Datanglah dua orang terbaik yang melamar Muslimah ini. Pertama, seorang laki-laki terhormat. Pejuang. Nasabnya mulia. Bisnisnya moncer. Tapi, si ayah tidak bergeming. Ia hanya diam. Lamaran laki-laki jangkung ini bertepuk sebelah tangan.
Tak lama setelah itu, datanglah laki-laki kedua. Ia merupakan laki-laki terbaik kedua pada masa itu. Gagah. Kuat. Berani. Terhormat. Pebisnis. Kaya. Dan tegas. Namun, si ayah kembali diam. Ia benar-benar tak sampaikan penolakan. Tapi diamnya sudah cukup menjadi dalil bahwa dia tidak menerima lamaran si laki-laki kedua.

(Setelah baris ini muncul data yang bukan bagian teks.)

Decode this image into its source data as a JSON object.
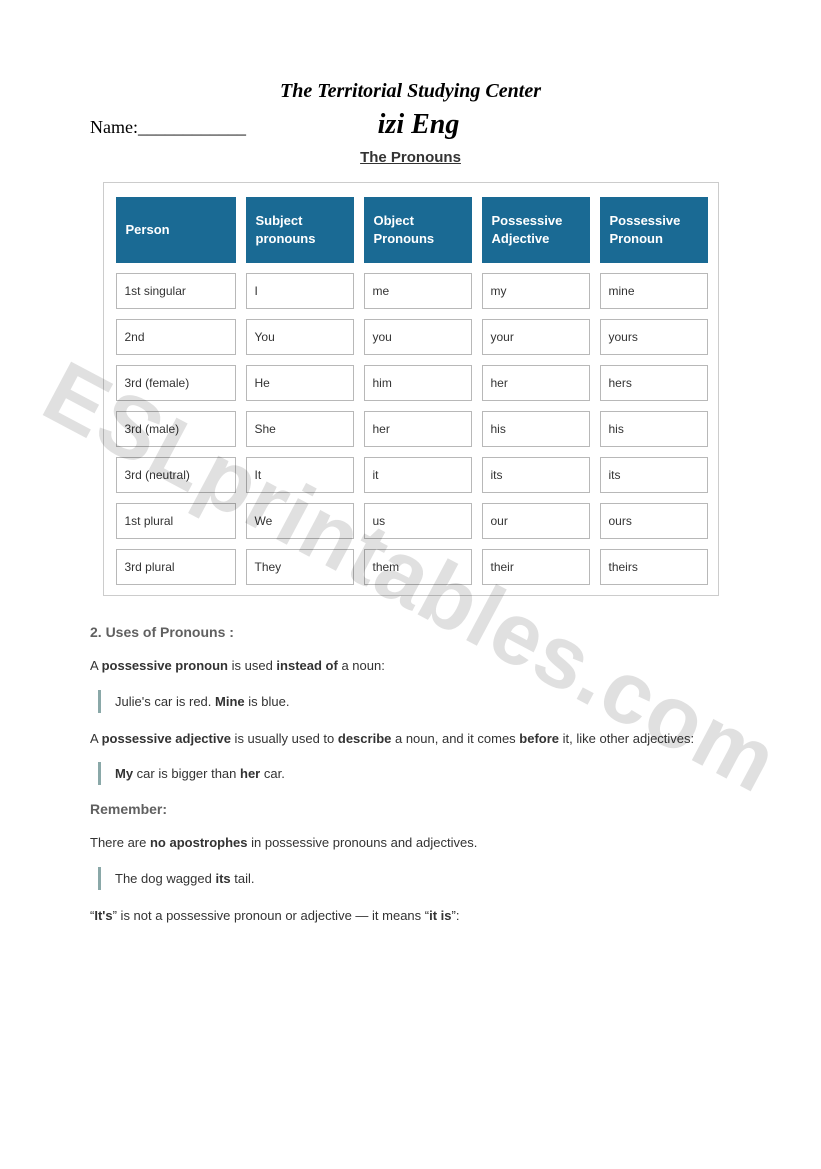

Lalu laki-laki ketiga datang. Ia takut. Minder. Tapi, beberapa sahabatnya menyemangati. Datanglah, kata sahabatnya. Siapa tahu, lanjut mereka, kamu diterima. Tapi, si laki-laki muda ini punya logikanya sendiri. Jika dua seniorku dan orang terbaik dari kaum ini saja ditolak, apakah ada peluang bagiku untuk diterima? Demikian bisik si pemuda, ke dalam hatinya.

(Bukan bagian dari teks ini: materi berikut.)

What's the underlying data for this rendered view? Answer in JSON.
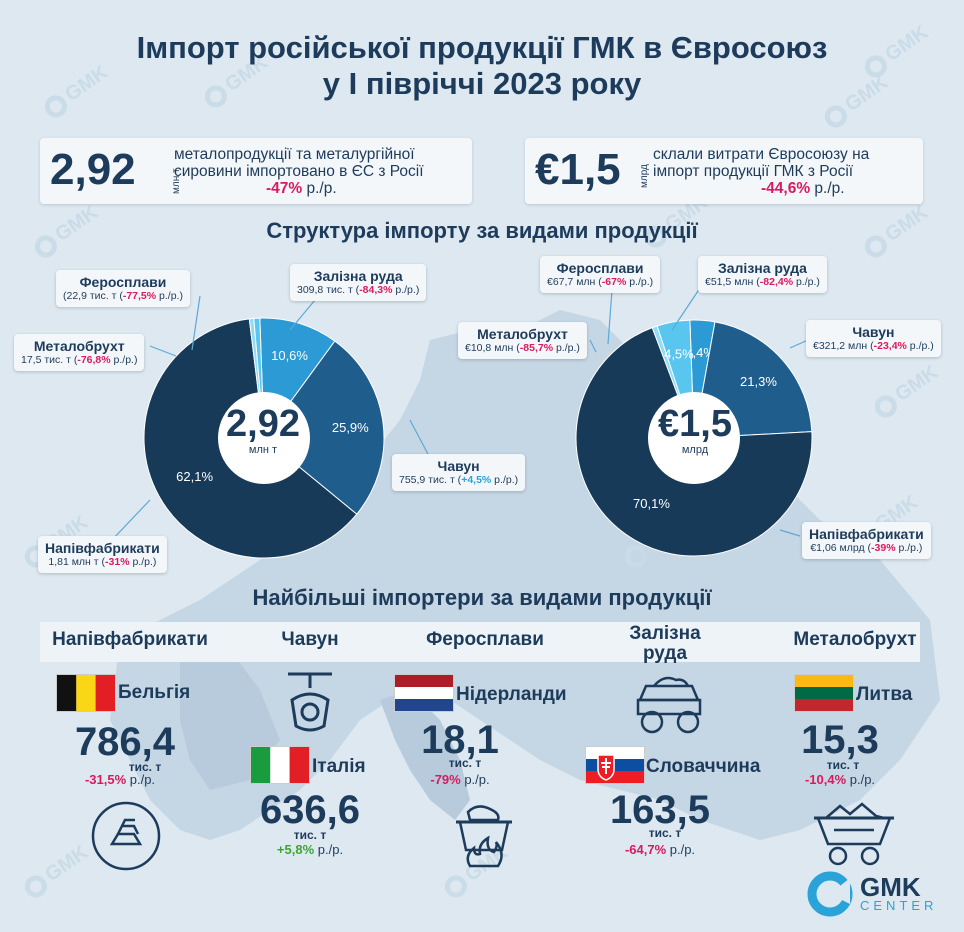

Tapi, atas berkat rahmat dan kekuatan dari Allah Ta’ala, pemuda yang terkenal cerdas ini benar-benar maju. Ia ingin mencoba. Siapa tahu, wanita idaman itu jodohnya. Siapa tahu, dia berhak menjadi bagian keluarga terbaik di masa itu dan masa-masa selepasnya.
Taqdirnya, si ayah menyampaikan dua kalimat yang monumental, “Ahlan wa sahlan.” Satu kata saja sudah bermakna penerimaan. Maka dua kata berarti persetujuan tanpa alasan.
“Kamu kemana saja, Nak Mas? Kami menunggumu dari tadi.” kurang lebih begitu.
Mengapa pemuda ini yang ditunggu? Sebab si pemuda memiliki beberapa kemiripan dalam karakter dan usia di banding dua soosk terbaik sebelumnya. Dan inilah di antara makna satu kufu dalam pernikahan.
Pernikahan berkah pun dilangsungkan. Sangat sederhana. Maharnya bukan emas. Hanya perhiasan dari besi. Tapi, pernikahan barakah dan menyejarah-dari dulu sampai Kiamat nanti-memang tidak pernah mensyaratkan mahalnya mahar.
Kemudian, sepasang insan dimabuk cinta ini memutuskan untuk menempati rumah sendiri. Soalannya, keduanya tidak punya uang. Bahkan untuk makan saja susah, apalagi untuk membeli rumah.
Beruntungnya ada sahabat keduanya dan sahabat ayahnya yang bermurah hati. Ia memberikan satu rumahnya agar ditempati oleh dua insan terbaik ini. Mulanya, keduanya menolak. Enggan menerima pemberian. Tapi, si pemilik rumah bersumpah untuk tidak memasuki rumah itu lagi.
Akhir kisah, rumah itu diterima dengan syarat; dicicil.
Sang pemilik rumah sepakat. Cicilannya sangat murah. Temponya pun amat memudahkan. Berkah. Halal. Baik. Tak ada pihak yang dizhalimi. Alhamdulillah.
Siapapak sosok-sosok yang terlibat dalam kisah nan monumental ini?
Si ayah adalah Muhammad Shallallahu ‘Alaihi Wa sallam. Si anak yang dilamar ialah Sayyidatina Fathimah binti Muhammad. Laki-laki pertama yang melamar adalah sayyidina Abu Bakar ash-Shiddiq. Laki-laki kedua ialah Sayyidina ‘Umar bin Khaththab Radhiyallahu ‘anhu.
Dan, laki-laki yang diterima lamarannya, tiada lain adalah Sayyidina ‘Ali bin Abi Thalib. Kelak, terlahirlah Hasan bin Ali, Husain bin ‘Ali dan Zainab binti Ali. Semuanya ahli surga.
Tidakkah kita malu setelah membaca kisah ini? Mereka semua ahli surga. Sang suami, istri, dan anak-anaknya. Semuanya ahli surga. Sang laki-laki dan anak serta keturunannya kelak menjadi pemimpin Negara. Namanya terus disebut oleh miliaran manusia. Sifat dan sikapnya senantiasa diteladani.
Mereka membeli rumah dengan mencicil. Tapi, bukan dengan riba.